V2 Chief Calls For Sanity

V2 Records chief Tony Harlow has called for sanity over the rift that’s dividing the Euro indie music sector since Impala said it would support a Warner-EMI merger.

Referring to it as a "ridiculous situation," he wrote a sometimes humorous March 9 press release that calls for compromise and tries to put the issue in a lighter perspective.

He argues that "despite its small victory in the matter of Sony BMG" the independent sector is still under attack everywhere and successes are becoming as likely as those of Hereford in the FA Cup.

"Rarely do we win the tournament – and even the pyrrhic victories are few and far between," he explains.

Without naming the U.K.’s Ministry of Sound (MOS), which has called for the resignation of the Impala execs who put their names on the agreement with Warner Music, Harlow urged the "nay-sayers" to back the organisation’s board and welcome the chance to make a sensible compromise if it leads to "the creation of the fairest playing field possible."

Impala has agreed to support a Warner takeover of EMI given certain provisos, including the U.S. major giving the indies a bundle of money to fund Merlin, their recently launched digital-licensing and anti-piracy group.

That has led to accusations that the Impala board has sold out and MOS, the U.K.’s largest indie label with sales of more than 2 million units a year, claiming it hadn’t even been consulted on the matter.
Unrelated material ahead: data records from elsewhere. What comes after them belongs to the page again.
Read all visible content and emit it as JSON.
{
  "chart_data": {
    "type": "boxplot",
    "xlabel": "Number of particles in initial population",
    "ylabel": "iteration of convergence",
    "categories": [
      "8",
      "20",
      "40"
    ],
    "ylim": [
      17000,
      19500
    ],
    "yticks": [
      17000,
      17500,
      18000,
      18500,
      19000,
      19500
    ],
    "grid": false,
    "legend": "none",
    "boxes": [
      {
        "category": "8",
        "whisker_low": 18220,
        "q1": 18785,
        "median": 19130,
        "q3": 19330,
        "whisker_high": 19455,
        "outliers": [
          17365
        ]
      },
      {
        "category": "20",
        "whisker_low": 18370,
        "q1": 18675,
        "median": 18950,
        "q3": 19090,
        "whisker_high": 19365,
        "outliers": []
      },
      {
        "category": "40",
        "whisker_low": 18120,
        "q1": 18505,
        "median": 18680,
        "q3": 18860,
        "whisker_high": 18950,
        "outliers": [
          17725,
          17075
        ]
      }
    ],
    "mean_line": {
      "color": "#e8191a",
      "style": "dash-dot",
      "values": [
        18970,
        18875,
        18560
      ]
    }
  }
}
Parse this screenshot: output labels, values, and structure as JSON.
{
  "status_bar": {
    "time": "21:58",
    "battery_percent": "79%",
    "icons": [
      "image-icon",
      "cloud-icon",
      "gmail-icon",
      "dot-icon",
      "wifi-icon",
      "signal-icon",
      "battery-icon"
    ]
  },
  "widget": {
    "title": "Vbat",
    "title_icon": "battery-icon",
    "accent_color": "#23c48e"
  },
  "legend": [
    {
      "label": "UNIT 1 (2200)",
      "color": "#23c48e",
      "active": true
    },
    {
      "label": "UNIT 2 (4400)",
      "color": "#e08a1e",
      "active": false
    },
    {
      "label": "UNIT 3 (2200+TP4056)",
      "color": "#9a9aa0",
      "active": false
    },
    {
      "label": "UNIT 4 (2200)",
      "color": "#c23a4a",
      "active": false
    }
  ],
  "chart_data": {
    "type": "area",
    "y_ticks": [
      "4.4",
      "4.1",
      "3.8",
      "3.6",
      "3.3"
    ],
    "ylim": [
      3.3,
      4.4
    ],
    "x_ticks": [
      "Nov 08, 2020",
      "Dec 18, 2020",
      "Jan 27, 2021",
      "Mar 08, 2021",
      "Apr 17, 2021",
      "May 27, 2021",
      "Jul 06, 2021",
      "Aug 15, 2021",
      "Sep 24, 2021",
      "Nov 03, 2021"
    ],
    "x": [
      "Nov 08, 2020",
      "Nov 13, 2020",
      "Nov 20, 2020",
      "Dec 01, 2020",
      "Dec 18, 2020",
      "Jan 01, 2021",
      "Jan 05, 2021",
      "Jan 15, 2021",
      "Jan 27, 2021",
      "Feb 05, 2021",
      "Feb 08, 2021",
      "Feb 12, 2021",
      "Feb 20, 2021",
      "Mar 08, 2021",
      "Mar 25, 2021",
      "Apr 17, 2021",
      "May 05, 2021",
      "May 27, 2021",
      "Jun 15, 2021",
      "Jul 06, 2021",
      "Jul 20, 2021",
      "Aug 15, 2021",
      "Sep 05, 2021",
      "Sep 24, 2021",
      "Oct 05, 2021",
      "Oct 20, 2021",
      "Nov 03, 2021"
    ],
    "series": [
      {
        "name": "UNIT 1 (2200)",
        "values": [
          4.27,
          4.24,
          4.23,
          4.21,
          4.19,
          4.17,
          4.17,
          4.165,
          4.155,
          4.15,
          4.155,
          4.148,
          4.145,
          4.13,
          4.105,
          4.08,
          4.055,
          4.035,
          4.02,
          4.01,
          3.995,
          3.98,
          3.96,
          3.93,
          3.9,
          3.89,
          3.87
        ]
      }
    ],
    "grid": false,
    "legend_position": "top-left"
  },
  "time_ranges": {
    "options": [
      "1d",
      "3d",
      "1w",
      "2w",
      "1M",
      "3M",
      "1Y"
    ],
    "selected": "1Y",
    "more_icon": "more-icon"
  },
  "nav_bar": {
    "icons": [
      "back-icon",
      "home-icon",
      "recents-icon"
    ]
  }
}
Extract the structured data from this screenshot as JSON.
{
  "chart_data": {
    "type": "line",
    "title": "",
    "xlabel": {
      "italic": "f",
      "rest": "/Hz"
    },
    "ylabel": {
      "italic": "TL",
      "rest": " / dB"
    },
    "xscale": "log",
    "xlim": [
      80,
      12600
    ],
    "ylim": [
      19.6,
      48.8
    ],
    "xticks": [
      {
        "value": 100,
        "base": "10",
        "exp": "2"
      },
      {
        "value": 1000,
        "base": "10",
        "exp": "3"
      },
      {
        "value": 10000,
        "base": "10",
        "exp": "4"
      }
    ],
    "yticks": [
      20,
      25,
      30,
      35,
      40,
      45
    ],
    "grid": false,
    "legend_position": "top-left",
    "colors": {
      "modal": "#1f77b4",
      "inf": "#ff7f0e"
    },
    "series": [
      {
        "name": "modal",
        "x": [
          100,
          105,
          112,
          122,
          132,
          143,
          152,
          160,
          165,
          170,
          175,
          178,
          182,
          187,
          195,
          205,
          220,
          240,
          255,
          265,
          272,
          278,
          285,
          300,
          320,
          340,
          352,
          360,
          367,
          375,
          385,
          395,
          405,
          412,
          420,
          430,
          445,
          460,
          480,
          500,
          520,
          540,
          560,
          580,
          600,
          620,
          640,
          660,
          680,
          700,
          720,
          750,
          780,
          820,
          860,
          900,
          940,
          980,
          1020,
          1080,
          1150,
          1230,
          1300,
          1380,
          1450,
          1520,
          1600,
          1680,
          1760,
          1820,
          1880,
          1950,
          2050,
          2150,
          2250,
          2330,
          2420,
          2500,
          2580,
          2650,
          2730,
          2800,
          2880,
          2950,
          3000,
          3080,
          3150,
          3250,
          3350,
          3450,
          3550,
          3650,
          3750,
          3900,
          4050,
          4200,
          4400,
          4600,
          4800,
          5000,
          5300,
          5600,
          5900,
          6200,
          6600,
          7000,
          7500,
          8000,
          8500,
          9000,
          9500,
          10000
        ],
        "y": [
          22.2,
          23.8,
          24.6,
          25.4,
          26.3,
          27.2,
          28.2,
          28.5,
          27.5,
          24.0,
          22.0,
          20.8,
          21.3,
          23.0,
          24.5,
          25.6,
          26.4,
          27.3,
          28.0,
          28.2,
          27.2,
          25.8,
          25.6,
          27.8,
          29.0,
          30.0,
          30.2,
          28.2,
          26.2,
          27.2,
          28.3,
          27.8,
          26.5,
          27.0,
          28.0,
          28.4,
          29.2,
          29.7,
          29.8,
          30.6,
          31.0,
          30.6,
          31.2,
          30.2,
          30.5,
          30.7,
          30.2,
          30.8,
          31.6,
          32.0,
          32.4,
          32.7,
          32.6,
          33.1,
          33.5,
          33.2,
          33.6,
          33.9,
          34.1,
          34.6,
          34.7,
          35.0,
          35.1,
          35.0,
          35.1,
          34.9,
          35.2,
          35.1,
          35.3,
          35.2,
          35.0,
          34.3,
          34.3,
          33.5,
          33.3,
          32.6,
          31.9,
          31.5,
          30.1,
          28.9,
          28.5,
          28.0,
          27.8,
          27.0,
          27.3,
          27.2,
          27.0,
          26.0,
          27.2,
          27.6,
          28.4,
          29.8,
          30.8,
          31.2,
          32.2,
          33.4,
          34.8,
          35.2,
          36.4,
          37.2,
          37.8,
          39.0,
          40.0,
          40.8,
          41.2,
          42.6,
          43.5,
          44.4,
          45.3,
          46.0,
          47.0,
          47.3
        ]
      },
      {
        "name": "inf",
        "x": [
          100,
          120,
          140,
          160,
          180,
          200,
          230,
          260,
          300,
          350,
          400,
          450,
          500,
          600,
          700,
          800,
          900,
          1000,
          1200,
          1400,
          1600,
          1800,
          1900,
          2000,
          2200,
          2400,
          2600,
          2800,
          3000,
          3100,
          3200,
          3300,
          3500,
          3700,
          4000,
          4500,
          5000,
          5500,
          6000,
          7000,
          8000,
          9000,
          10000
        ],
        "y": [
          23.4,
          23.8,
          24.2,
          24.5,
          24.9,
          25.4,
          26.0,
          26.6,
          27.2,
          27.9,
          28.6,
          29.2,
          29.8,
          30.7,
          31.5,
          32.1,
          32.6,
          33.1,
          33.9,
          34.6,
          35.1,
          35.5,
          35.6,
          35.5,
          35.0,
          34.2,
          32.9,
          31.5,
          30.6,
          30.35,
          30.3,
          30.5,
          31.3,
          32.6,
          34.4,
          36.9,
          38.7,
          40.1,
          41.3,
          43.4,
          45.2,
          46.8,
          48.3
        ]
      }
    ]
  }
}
Another can of worms has been opened by the fact that many members of the Merlin board, which will benefit from the Warner money, are also on the Impala committee that negotiated the deal with the major.

This has put AIM chief exec Alison Wenham and her board into a real fuddle. They’ve already had a couple of crisis meetings on the issue without managing to come out with any sort of cohesive statement on where they stand.

Impala and AIM are both staying tight-lipped over whether the whole issue blew up because the European organisation was forced to put out the press release saying it supported a Warner-EMI deal much sooner than it wanted.

London Stock Exchange rules obliged the English publicly owned major to announce it had received a new offer from Warner, which responded by confirming the move and claiming it had the conditional support of the indies.

Later the same morning of March 2, Impala released a press statement that it agreed to support Warner’s approach for EMI provided that Edgar Bronfmann Jr.’s U.S. major met certain conditions, including the financial support for Merlin and some broader agreements to hive off some companies and lessen its share of the market.

Neither Impala nor AIM have commented to Pollstar on whether the timing of the press release was forced, and came before the U.K. organisation finished canvassing its members, because Warner had already let the cat out of the bag.

However, the V2 press statement seems to acknowledge as much. Harlow argues that the indies have always been and should continue to be prepared to talk to the majors even if that talking "comes with the necessary compromises to market protocol that non-disclosure agreements present."

He said the fight for Impala (and therefore AIM) has never been a zero sum game, it has always been about the creation of the fairest playing field possible.

"This may not end up being totally fair, but at least it must be better than what we face in the year 2007 without any remedies and with two monoliths dominating the business.

"This has been the stated goal since the year 2000, and we have always offered to sit and talk to any party who would be prepared to acknowledge the impact of increased concentration in the market and was prepared to deal with it sensibly and profoundly."

The irony is that the Sony-BMG deal up for further scrutiny from the European Commission (EC) has been more than enough to put EMI off even thinking about selling out to Warner anyway. The indies have always vigorously opposed the Sony BMG merger, which the EC approved in 2004 and later had the European Court of First Instance throw the judgment back in its face a couple of years later.

The British company, the world’s third-largest music group, announced that it had received a "non-binding proposal" from Warner indicating that it may be prepared to make a 260p per share offer pre-conditional on regulatory clearance.

That offer is much less than the 320p per share Warner was prepared to offer unconditionally last summer, but that was before the European Court told the EC to take another look at Sony BMG and long before EMI started making profit warnings on a regular basis.

It’s also well below the 310p per share that private equity group Permira offered just before Christmas – a bid that wouldn’t have troubled the regulatory authorities.

When Warner and EMI were in talks in the summer, it was said that joining the two companies would produce £200 million in savings.

The figure will be no longer be that high when EMI chief exec Eric Nicoli has finished taking the sword to his own company’s cost base and making considerable savings of its own.

Apart from that, taking a Warner bid of 260p might well have the analysts and business writers theorising on how the London-based company has cut its capital value by nearly 20 percent (50p a share) within the space of a couple of months.